Tickets consistently being rolled over to next sprint
Hi all,
I’m a Scrum Master working with a team that consistently runs into the same challenge: in a 2‑week sprint, we complete development on a number of Jira tickets, but testing often can’t be finished before the sprint ends. This means many tickets roll over into the next sprint, which impacts our velocity and makes our reporting look unstable or inaccurate.
A few things we’ve noticed:
- Development is usually done on time, but QA capacity becomes the bottleneck.
- Tickets end up carried over even when they’re “dev complete.”
- Our velocity ends up lower or inconsistent because many stories don't reach “Done.”
- It creates friction during sprint planning because we start each sprint with a pile of unfinished work.
My question:
What approaches have you used to reduce or avoid unfinished tickets rolling over due to testing delays?

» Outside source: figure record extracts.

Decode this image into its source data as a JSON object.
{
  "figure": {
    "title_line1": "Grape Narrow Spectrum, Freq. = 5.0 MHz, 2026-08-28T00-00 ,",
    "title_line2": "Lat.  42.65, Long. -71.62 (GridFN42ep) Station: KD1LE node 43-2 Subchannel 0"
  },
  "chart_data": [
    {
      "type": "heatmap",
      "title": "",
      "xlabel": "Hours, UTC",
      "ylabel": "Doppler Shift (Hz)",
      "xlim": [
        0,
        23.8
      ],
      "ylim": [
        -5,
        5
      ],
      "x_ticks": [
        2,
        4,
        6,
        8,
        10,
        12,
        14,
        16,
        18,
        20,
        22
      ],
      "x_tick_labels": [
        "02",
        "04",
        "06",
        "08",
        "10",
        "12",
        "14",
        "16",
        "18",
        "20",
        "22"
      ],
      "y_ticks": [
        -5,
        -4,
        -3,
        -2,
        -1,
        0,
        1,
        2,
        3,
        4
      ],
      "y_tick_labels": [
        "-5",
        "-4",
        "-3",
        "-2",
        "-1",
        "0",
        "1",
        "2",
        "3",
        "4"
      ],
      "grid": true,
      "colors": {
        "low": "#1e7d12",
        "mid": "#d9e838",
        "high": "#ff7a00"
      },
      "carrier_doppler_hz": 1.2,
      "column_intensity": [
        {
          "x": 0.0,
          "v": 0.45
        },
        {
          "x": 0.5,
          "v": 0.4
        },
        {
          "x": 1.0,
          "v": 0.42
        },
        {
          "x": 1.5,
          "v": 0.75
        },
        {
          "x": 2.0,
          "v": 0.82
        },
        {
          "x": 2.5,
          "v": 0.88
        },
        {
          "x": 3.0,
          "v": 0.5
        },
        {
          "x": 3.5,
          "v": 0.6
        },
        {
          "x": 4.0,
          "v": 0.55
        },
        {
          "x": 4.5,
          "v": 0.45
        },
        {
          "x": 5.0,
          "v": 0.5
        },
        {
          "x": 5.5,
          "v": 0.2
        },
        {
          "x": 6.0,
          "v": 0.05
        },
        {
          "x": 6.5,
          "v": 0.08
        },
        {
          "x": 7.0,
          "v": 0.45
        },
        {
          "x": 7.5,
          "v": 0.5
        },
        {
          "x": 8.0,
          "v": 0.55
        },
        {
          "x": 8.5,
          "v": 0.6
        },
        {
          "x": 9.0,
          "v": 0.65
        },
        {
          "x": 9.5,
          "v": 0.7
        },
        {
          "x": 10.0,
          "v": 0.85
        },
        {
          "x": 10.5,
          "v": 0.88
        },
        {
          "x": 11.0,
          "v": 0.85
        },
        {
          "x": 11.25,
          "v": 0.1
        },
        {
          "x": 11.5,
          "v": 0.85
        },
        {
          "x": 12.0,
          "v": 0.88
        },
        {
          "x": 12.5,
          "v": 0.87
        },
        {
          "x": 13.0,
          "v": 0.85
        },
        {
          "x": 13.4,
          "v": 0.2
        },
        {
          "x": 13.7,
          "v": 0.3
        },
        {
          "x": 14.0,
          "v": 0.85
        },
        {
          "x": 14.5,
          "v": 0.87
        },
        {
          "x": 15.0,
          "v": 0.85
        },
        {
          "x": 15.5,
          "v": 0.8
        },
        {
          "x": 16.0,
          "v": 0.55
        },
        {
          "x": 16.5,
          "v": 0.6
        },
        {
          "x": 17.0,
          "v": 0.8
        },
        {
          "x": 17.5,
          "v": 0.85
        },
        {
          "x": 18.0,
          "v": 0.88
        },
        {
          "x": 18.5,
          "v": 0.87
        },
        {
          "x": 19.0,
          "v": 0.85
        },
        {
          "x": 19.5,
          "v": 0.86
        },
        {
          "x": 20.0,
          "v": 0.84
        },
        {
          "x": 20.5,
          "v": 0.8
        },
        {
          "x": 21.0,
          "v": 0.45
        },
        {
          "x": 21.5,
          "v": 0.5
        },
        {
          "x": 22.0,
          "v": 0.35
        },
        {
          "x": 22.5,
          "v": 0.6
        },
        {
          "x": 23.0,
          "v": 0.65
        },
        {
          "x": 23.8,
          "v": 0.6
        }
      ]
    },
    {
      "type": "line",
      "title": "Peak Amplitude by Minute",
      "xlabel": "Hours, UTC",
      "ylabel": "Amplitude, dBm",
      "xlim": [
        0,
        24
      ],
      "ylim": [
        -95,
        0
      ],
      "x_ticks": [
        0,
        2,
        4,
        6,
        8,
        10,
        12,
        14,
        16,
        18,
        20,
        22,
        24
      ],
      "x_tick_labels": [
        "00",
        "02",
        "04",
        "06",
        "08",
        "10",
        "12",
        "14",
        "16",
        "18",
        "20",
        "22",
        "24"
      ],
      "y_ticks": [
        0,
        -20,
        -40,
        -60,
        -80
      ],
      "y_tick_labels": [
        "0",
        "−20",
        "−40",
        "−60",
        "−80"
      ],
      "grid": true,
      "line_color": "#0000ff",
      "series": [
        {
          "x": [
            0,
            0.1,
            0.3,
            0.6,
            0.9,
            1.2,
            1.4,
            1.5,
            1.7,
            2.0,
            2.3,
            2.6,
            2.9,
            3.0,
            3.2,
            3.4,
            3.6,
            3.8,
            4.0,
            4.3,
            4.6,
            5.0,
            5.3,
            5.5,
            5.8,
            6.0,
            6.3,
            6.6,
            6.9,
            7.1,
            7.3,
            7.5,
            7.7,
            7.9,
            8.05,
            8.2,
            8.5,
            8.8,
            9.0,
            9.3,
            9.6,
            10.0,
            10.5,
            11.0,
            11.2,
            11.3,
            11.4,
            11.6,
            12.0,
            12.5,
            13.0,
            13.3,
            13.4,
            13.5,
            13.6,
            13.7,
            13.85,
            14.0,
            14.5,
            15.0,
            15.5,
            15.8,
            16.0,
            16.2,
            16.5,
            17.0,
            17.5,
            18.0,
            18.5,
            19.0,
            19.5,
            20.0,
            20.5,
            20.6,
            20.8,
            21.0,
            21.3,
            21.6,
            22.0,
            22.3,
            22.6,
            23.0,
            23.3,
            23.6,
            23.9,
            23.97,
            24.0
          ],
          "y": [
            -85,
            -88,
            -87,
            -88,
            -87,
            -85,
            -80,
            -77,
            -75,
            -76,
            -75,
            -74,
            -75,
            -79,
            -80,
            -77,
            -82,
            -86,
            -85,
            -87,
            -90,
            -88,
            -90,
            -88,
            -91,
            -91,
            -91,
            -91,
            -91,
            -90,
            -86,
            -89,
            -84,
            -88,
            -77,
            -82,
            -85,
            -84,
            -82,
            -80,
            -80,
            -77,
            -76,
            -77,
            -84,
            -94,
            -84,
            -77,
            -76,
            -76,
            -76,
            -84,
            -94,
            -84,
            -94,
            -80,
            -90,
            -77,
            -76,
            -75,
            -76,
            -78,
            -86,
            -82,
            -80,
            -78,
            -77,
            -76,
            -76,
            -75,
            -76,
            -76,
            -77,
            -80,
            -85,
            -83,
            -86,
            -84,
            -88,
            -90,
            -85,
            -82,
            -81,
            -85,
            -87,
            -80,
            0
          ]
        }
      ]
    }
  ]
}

Do you adjust your Definition of Done, restructure your workflow, change how you slice work, or handle Jira tickets differently?
I’m looking for practical strategies or changes that have helped your teams get more work to “Done” within the sprint—or improved the accuracy of velocity reporting when full completion isn’t always possible.
Thanks in advance!
Some questions:
- It sounds like Development and QA are two separate groups with a hand-off. Why do you need this hand-off?
- You don't mention the Sprint Goal at all. Are you defining a Sprint Goal at Sprint Planning? Are you able to achieve this Sprint Goal with the work that the team completes within the Sprint?
I’m looking for practical strategies or changes that have helped your teams get more work to “Done” within the sprint—or improved the accuracy of velocity reporting when full completion isn’t always possible.
Limit the work in progress during the Sprint. All of the Developers -- including testers -- ought to focus on completing one or two tickets at a time, Done, finished, and tested. Then they can pull the next into progress and focus on completing that one.
In other words, at any given moment everyone ought to be focused on completing the same one or two tickets. With that discipline and agile hygiene in place, by the end of each Sprint they could complete more than enough work to meet their Sprint Goal. Remember that in Scrum contingency is found in scope. Not all of the work in the Sprint Backlog might be completed, but any remainder might be contingency which they can afford to sacrifice, and then re-estimate on the Product Backlog for consideration in a future Sprint Planning session.
There is no "rolling over" of work in Scrum, since that would erode the Sprint boundary. It would rob the team of an inspect-and-adapt opportunity, and disfranchise the Product Owner from deciding whether that work is still a priority or indeed necessary at all.
This comes up often and I agree with above posts that removing silos, involving QA early, and limiting WIP are needed practices. Maybe some ideas to consider:
During Sprint Planning, estimate everything required to reach Done; not just development work.
Avoid overcommitting. QA becomes the bottleneck when too much work is started and testing is left late in the Sprint.
Slice stories smaller. Break work into 2–3 day slices so testing can start earlier.
In short:
- Plan all work needed to get to Done
- Avoid overcommitting
- Slice backlog items smaller (vertical or horisontal)
- Entire team is responsible for testing
A dissident view. If automation is not part of the Definition of Done, it can be split into a follow-up PBI as a horisontal slice, provided the Increment remains releasable. The idea is to move automation away from the "QA peak" at the end of a Sprint and complete it during the "QA lull" at the start of the next Sprint. However, the team must be disciplined in following through, otherwise automation work will slip.